聽著父親的語氣,他知道這次父親真的生氣了。
成全哭喪著臉哀求道,“這…也都是為了咱們好,那老家伙死了,不就什么事都沒了…”
成強盯著成全片刻:“要讓他死,我早就做了,何苦還借錢過去?”
“我知道,你放不下十月,看不過林強。”成強手上再次加力,面色發寒,“你怎么搞是你的事,但不要連累我們整個集團的聲譽。”
“啊…”成全感覺剛剛有所愈合的傷口再次破裂,卻不敢反抗。
“從小我就沒打過你,不要逼我這個歲數再動手。”成強看著兒子的樣子,終于心一軟,手漸漸放下,坐到他身邊嘆道,“得道者多助,失道者寡助,我用半生的時間樹起了我們的道,你再這樣,會一夜盡失。”
“爸…我不明白…”成全忍著痛,咬牙道,“干嘛這么忍著他們。”
“我們是做買賣的,干干凈凈,不是黑社會。”成強厲聲喝道,“有些事,沾上了就一輩子也洗不掉,能溫和的解決,就不要動用極端方式。
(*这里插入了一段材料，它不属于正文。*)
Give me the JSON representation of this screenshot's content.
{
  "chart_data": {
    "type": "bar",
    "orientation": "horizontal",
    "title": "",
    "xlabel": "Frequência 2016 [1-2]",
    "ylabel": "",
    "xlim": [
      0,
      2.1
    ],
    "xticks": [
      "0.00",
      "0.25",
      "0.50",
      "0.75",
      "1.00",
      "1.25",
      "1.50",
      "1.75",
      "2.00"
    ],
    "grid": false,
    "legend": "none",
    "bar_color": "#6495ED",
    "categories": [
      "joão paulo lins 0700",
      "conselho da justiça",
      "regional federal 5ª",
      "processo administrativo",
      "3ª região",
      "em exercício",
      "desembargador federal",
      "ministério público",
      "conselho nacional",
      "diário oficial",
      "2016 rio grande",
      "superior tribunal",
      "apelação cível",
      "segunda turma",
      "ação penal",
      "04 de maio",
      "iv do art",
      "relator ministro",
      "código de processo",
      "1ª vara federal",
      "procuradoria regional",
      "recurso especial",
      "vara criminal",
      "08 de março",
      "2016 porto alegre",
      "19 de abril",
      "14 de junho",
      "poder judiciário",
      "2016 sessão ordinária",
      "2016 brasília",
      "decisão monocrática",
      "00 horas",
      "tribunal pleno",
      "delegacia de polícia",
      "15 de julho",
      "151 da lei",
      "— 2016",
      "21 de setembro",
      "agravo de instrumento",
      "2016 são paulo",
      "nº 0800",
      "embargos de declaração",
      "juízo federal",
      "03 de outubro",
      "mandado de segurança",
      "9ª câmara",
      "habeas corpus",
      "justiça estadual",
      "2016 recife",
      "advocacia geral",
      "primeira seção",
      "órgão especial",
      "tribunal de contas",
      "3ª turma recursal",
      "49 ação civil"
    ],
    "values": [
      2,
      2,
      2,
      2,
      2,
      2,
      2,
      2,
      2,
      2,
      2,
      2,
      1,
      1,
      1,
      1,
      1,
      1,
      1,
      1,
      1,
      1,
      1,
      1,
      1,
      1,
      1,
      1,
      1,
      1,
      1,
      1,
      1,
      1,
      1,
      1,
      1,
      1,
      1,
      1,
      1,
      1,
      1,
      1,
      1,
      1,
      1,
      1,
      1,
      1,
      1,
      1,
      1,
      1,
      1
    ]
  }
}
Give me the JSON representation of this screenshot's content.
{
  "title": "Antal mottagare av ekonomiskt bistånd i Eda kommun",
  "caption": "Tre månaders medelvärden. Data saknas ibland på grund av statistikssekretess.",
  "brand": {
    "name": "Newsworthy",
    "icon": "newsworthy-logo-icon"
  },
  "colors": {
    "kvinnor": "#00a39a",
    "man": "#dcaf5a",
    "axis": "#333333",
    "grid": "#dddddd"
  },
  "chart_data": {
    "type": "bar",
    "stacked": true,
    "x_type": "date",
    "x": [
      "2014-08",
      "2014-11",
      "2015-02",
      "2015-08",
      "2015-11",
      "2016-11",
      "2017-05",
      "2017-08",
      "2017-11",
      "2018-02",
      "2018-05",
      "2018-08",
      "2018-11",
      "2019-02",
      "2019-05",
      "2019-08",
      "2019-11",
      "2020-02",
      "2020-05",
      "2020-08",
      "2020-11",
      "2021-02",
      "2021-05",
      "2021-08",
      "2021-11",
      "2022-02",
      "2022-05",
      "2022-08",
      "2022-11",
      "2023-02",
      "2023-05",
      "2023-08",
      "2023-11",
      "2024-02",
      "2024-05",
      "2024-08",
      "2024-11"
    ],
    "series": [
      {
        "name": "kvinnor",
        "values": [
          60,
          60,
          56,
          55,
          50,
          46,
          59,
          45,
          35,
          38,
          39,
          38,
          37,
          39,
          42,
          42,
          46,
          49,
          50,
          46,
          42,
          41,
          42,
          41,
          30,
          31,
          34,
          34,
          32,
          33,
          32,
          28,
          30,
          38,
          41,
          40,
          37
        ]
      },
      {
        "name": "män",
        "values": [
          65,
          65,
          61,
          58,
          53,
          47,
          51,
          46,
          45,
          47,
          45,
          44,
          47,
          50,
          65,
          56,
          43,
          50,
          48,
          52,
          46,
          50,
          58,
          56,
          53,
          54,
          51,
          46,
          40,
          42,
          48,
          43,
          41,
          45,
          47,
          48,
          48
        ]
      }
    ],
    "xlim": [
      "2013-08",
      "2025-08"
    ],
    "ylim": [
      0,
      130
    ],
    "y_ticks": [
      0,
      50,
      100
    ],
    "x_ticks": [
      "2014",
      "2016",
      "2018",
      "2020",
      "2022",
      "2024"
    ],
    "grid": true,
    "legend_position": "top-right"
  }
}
我說過多少次了,我們是站在高處的人,眼睛盯著底下只會摔下來!你知道么,這次的事已經徹底惹怒了十家,他們打算魚死網破的話,找記者曝光你的所作所為,再扯出十幾年前的舊事,這對我們的影響必將遠遠超過那些撫恤費用!”
“曝光?他們沒證據。”成全恨恨說道,“本來萬無一失的,又是林強,那個林強…”
“要萬無一失就要把林強也算進去。”成強破口罵道,“你要真夠狠也就罷了,把該封的路都封住,一切暗中度過,最好連我也瞞住,那樣反倒好。可現在呢?偷雞不成蝕把米,你要我怎么說你?!”
“是意外,意外…”成全辯解道,“沒理由的…林強怎么可能找到十石,他怎么會知道十石去銀行…這中間有事,絕對有事。”
“別談什么意外了。”成強默默起身,沒再去看兒子,“未來一個月,你好好呆在醫院,不要再走出去一步。”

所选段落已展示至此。